You’ve been incorrectly identified as a Mafia Goon by your fellow Townsfolk. No amount of pleading your innocence has helped, and you’ve resigned yourself to your fate. You’ve been in the cell all day without food or water and you’re starving. Your hanging is scheduled for midnight and you are grateful that your misery will soon be over.
At 9PM the jailer brings your final meal to your cell. Resigned to your fate, you brave a small smile at this final small act of kindness. Your mouth has been watering and your stomach grumbling for hours at the thought of the delicious spit-braaied lamb, beef and pork feast that has been cooking in the Town Square just outside the prison. The smells have driven your hunger through the roof. As a dedicated meat eater you can’t wait to tuck in to a pile of well cooked animal flesh. You’re even hoping they bring an ice-cold beer or two with it.
Turns out though that the Townspeople are a really vindictive bunch of bastards. Teasing you with the spit braai was just another layer of the punishment they have for you.
The jailer, chewing on a lamb shank, gives you a choice: A plate of raw tofu and a beetroot juice; or a bowl of over cooked quinoa and a kale smoothie.
Which would you pick as your final meal?
Tofu and beetroot juice
Quinoa and kale smoothie
I’d rather die hungry
0voters
(If you are an actual vegetarian, firstly, ag shame.

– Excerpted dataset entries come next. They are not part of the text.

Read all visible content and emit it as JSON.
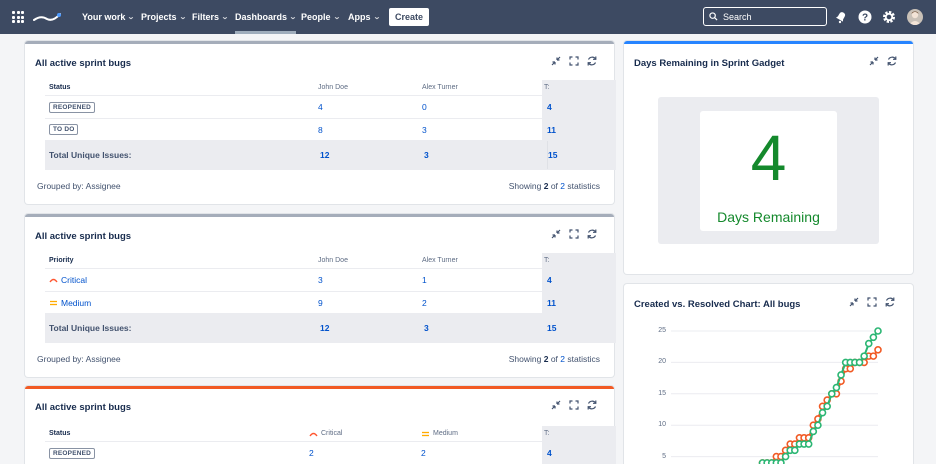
{
  "nav": {
    "items": [
      {
        "label": "Your work"
      },
      {
        "label": "Projects"
      },
      {
        "label": "Filters"
      },
      {
        "label": "Dashboards"
      },
      {
        "label": "People"
      },
      {
        "label": "Apps"
      }
    ],
    "create_label": "Create",
    "search_placeholder": "Search",
    "active_item": "Dashboards"
  },
  "gadgets": {
    "g1": {
      "title": "All active sprint bugs",
      "accent": "#a5adba",
      "headers": [
        "Status",
        "John Doe",
        "Alex Turner",
        "T:"
      ],
      "rows": [
        {
          "label": "REOPENED",
          "john": "4",
          "alex": "0",
          "total": "4"
        },
        {
          "label": "TO DO",
          "john": "8",
          "alex": "3",
          "total": "11"
        }
      ],
      "total_row": {
        "label": "Total Unique Issues:",
        "john": "12",
        "alex": "3",
        "total": "15"
      },
      "grouped_by": "Grouped by: Assignee",
      "showing": {
        "prefix": "Showing",
        "count": "2",
        "of": "of",
        "total": "2",
        "suffix": "statistics"
      }
    },
    "g2": {
      "title": "All active sprint bugs",
      "accent": "#a5adba",
      "headers": [
        "Priority",
        "John Doe",
        "Alex Turner",
        "T:"
      ],
      "rows": [
        {
          "label": "Critical",
          "icon": "priority-critical-icon",
          "john": "3",
          "alex": "1",
          "total": "4"
        },
        {
          "label": "Medium",
          "icon": "priority-medium-icon",
          "john": "9",
          "alex": "2",
          "total": "11"
        }
      ],
      "total_row": {
        "label": "Total Unique Issues:",
        "john": "12",
        "alex": "3",
        "total": "15"
      },
      "grouped_by": "Grouped by: Assignee",
      "showing": {
        "prefix": "Showing",
        "count": "2",
        "of": "of",
        "total": "2",
        "suffix": "statistics"
      }
    },
    "g3": {
      "title": "All active sprint bugs",
      "accent": "#f15a24",
      "headers": [
        "Status",
        "Critical",
        "Medium",
        "T:"
      ],
      "rows": [
        {
          "label": "REOPENED",
          "critical": "2",
          "medium": "2",
          "total": "4"
        }
      ]
    },
    "days": {
      "title": "Days Remaining in Sprint Gadget",
      "accent": "#2684ff",
      "value": "4",
      "label": "Days Remaining"
    },
    "chart": {
      "title": "Created vs. Resolved Chart: All bugs"
    }
  },
  "chart_data": {
    "type": "line",
    "title": "Created vs. Resolved Chart: All bugs",
    "yticks": [
      5,
      10,
      15,
      20,
      25
    ],
    "ylim": [
      3,
      26
    ],
    "x": [
      0,
      1,
      2,
      3,
      4,
      5,
      6,
      7,
      8,
      9,
      10,
      11,
      12,
      13,
      14,
      15,
      16,
      17,
      18,
      19,
      20,
      21,
      22,
      23,
      24,
      25,
      26,
      27,
      28,
      29
    ],
    "series": [
      {
        "color": "#f15a24",
        "values": [
          3,
          3,
          3,
          3,
          4,
          4,
          4,
          5,
          5,
          6,
          7,
          7,
          8,
          8,
          8,
          10,
          11,
          13,
          14,
          15,
          15,
          17,
          19,
          19,
          20,
          20,
          20,
          21,
          21,
          22
        ]
      },
      {
        "color": "#2bb673",
        "values": [
          3,
          3,
          3,
          3,
          4,
          4,
          4,
          4,
          4,
          5,
          6,
          6,
          7,
          7,
          7,
          9,
          10,
          12,
          13,
          15,
          16,
          18,
          20,
          20,
          20,
          20,
          21,
          23,
          24,
          25
        ]
      }
    ]
  },
  "colors": {
    "nav_bg": "#3d4a62",
    "link": "#0052cc",
    "green": "#14892c"
  }
}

Then, replace the tofu with pork and the quinoa with lamb as your choices.)
I eat quinoa and terrible shakes from time to time. True, I usually put hot sweet chilli sauce on my quinoa, but I think I could manage. And tofu on its own without a nice brown sauce is pretty bleh
never tried either but regulary make beetroot juice and ginger from the garden.
I would eat as much as I could out of principle so when they hang me my bowels open and they have to clean up the mess.
Quinoa isn’t that bad, but those are some absolutely terrible choices. Urgh that is such a kak way to go out. But quinoa over tofu in every single situation ever!
It’s the turning it into a smoothie that got me. (Pre-publication edit: I should have read the setup. It’s just the kale that’s in the smoothie.)
I’m going to eat it just so my final vengeance can be complete: puking all over who kills me. Or at least all around me so that whoever has to fetch my corpse will have to deal with it. Take that, bigoted townsfolk!
I actually haven’t tried it yet. I saw it for the first time at PnP, so I picked up a bunch. I better make it before it goes off… If its bitter like you say, I probably won’t like it either. We’ll see if olive oil and garlic salt (or something) helps.
I know raw it has a very bitter taste - or at least the bit I tried. and that was enough to put me off it, Im sure if cooked properly it will be good, just not sure how
Morning Choosers! Topical choice today cos I’m still feel shite, and reading through Offbeat yesterday, I see I’m not the only one who has been flu-bitten and had car troubles recently…
So, having choked down your overcooked quinoa and gagged down your kale smoothie, you’re waiting for the executioner to arrive to take you to the gallows. It takes you a moment to realise that the sudden whirlwind of purple and orange smoke outside your cell is not a hallucination. The smoke clears and you see a genie standing there looking at you with a strange smirk on his face. You don’t know he’s a genie yet because he’s wearing a 3-piece suit with a bowtie and a bowler hat. He looks more like Batman’s Alfred than Aladdin’s Jinni. Oh, and he’s a rhino.
He tells you his name is Mewb the Most Epic, genie to the stars, And that he is there to save you. He makes you an offer you can’t refuse. He’ll spirit you away from the evil, backstabbing Townsfolk and return you to your real life home, safe and unharmed. In return you must choose one of two fates: (A) You will suffer through a serious week-long bout of flu every year for the rest of your life; or (B) You will experience some sort of irritating car trouble at least once a year for the rest of your life.
No amount of flu-shoots, boosters, climate changes will stop the flu - you’ll get it regardless. And it won’t matter if you actually have a car or not, or even use a car - whatever mode of transport you’re using that year, whoever it belongs to, will suffer some form of mechanical breakdown at least once every year.